Читать книгу Неприметный холостяк. Переплет. Простак в стране чудес (сборник) - Пелам Вудхаус - Страница 12
Неприметный холостяк
Глава III
3
ОглавлениеГлавный недостаток человека застенчивого – то, что в кризисные минуты жизни он абсолютно не походит на того смелого и предприимчивого храбреца, каким рисуется себе в одиноких мечтаниях. Джордж Финч, очутившись в ситуации, какой так часто жаждал – наедине с нею, – почувствовал, что истинное его «я» подменил какой-то неуклюжий дублер.

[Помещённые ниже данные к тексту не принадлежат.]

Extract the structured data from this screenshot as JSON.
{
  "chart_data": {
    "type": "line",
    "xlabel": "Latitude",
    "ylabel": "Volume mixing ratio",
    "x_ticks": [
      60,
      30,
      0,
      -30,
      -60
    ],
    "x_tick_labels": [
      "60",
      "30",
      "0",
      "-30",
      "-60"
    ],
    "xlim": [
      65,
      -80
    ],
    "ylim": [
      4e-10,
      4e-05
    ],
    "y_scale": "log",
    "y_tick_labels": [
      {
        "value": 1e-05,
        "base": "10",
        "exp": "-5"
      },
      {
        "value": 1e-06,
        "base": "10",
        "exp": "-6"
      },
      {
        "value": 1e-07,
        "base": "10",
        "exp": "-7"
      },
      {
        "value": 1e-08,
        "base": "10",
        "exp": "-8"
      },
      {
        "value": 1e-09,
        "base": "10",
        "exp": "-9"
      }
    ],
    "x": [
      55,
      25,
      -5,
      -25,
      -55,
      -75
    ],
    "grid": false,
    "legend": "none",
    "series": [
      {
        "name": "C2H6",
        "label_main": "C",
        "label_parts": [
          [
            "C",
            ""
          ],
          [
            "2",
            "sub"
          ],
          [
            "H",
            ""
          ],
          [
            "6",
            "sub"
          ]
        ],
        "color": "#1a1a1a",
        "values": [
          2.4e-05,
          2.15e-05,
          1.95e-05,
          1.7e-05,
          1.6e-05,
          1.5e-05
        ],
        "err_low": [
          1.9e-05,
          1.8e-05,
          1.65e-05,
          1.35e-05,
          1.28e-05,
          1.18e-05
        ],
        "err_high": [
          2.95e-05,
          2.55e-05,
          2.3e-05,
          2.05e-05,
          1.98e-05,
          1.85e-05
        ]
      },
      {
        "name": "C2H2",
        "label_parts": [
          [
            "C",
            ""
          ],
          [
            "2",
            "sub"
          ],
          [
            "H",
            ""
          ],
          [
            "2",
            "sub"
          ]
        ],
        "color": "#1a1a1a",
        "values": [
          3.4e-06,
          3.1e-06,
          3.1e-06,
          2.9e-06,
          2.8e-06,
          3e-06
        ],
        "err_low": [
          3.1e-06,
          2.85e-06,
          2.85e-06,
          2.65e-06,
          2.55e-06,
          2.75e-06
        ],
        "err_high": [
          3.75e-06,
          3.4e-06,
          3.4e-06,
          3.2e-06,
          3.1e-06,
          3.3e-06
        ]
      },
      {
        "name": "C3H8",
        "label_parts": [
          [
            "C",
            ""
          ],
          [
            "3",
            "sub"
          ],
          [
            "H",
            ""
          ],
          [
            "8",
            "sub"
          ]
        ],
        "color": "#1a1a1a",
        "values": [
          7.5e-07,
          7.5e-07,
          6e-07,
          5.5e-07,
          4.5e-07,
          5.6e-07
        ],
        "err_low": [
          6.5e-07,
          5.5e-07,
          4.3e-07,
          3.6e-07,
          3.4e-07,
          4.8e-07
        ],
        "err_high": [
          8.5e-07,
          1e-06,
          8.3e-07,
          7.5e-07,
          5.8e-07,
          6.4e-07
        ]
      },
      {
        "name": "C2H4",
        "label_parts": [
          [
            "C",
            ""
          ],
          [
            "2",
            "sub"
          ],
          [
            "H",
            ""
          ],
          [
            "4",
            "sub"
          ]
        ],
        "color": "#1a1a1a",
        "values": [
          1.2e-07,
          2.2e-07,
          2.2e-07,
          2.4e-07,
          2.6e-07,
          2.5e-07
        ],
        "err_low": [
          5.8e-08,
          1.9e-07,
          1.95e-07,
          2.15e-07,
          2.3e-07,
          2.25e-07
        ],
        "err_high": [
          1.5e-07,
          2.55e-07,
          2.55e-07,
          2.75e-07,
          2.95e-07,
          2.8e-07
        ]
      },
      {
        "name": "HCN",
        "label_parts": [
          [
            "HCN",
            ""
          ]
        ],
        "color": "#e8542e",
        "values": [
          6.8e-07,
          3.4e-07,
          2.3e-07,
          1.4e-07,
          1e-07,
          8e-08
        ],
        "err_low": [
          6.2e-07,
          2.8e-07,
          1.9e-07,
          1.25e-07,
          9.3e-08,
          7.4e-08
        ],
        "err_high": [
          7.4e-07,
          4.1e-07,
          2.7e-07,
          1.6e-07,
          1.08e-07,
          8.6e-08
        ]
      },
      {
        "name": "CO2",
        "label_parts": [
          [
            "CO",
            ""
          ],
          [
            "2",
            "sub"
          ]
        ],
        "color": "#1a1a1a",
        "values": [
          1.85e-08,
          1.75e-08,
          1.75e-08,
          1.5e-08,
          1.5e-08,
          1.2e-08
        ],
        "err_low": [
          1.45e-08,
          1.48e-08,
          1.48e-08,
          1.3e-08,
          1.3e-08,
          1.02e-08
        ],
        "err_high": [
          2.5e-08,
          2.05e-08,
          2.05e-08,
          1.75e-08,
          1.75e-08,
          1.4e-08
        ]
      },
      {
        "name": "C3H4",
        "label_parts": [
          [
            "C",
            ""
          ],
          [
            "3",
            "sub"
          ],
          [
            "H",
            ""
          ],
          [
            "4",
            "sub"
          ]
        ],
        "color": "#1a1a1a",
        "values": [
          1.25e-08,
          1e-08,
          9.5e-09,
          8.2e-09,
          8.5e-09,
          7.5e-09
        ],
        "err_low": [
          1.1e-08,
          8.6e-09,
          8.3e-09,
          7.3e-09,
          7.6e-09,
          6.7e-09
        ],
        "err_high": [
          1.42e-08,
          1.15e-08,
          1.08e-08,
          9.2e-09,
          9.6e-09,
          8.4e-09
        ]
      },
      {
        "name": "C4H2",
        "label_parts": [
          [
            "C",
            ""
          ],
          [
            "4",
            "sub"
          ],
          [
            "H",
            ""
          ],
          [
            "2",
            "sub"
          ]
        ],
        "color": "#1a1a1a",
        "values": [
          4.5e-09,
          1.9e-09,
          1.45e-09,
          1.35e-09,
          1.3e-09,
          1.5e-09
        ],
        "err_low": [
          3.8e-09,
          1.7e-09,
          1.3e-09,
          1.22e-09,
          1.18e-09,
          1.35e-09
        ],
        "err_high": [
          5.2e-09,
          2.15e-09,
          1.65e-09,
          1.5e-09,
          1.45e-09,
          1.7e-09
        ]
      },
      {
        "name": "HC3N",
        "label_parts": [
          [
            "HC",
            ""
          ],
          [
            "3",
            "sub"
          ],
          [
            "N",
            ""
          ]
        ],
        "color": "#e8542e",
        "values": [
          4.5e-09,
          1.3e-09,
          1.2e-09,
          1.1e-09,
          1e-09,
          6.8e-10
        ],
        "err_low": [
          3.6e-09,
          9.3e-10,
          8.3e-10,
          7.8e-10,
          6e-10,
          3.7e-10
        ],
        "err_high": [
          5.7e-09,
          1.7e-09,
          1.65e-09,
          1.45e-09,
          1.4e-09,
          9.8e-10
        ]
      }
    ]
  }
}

Тот, кого он знал по захватывающим своим мечтаниям, был потрясающе обаятелен, раскован, остроумен и красноречив. Да что там говорить, он был красив! И необыкновенно добр. Умен – вне всякого сомнения, это сразу становилось ясно, и не в той холодной, рассудочной манере, столь модной в наши дни. Какими бы искрами ни блистал его разговор, было очевидно, что человек он сердечный и, несмотря на все свои дарования, не чванлив. Притягательно блестят глаза, губы складываются в чарующую, обаятельную улыбку, руки изящны и прохладны, а накрахмаленная грудь рубашки ни капельки не топорщится. Короче, воображаемый Джордж был истинным воплощением девичьих грез.
И как же отличался от него этот препротивный субчик, застывший на одной ноге в библиотеке дома № 16! Во-первых, он явно не причесывался несколько дней, редко мыл руки и отчего-то весь напыжился. Вдобавок брюки у него пузырились на коленках, галстук съехал к левому уху, а накрахмаленный перед рубашки топорщился будто грудь нахохлившегося голубя. Да-а, тошнотворная картинка!
Однако внешность, как известно, еще не все. Если б эта жалкая личность умудрилась блеснуть хоть десятой долей того остроумия, каким блистал воображаемый Джордж, кое-какие обломки крушения еще можно было бы спасти. Так нет же! Этот жалкий недотепа еще и онемел! Он только и мог покашливать, прочищая горло. Попробуй завоюй сердце хорошенькой девушки хрипловатым покашливанием!
Лицу, как он ни старался, придать никакого мало-мальски сносного выражения не удавалось. Когда он попытался изобразить обаятельную улыбку, получилась кривоватая усмешка. А когда усмешку убрал, лицо застыло в зловещем оскале.
Однако больше всего терзала душу Джорджа неспособность выдавить хоть слово. После ухода Уоддингтона протянулось едва ли секунд шесть, но Джорджу казалось, что прошло не меньше часа. Подхлестнув себя, он сипло выдавил:
– Я не Пинч.
– Да? – живо откликнулась девушка. – Как забавно!
– И не Уинч.
– О-о! Еще увлекательнее!
– Я Финч. Джордж Финч.
– Замечательно!
Казалось, она и вправду обрадовалась, поскольку сияла улыбками, словно он принес ей добрую весть из дальних стран.
– Ваш отец, – продолжал Джордж, не решаясь развивать тему, но и не в силах бросить ее, – решил, что я Пинч. Или Уинч. Но это не так. Моя фамилия Финч.
Взгляд его, нервно скачущий по комнате, ненароком задел Молли, и он до крайности изумился, не различив в ее глазах потрясенного омерзения, какое должны бы вызвать его внешность и речи у любой здравомыслящей девушки. Да, она удивлялась, но смотрела на него довольно ласково, даже по-матерински, и слабенький проблеск света забрезжил во тьме. Сказать, что он взбодрился, было бы чересчур, но в окутывавшей его ночи на секундочку проблеснула одинокая звезда.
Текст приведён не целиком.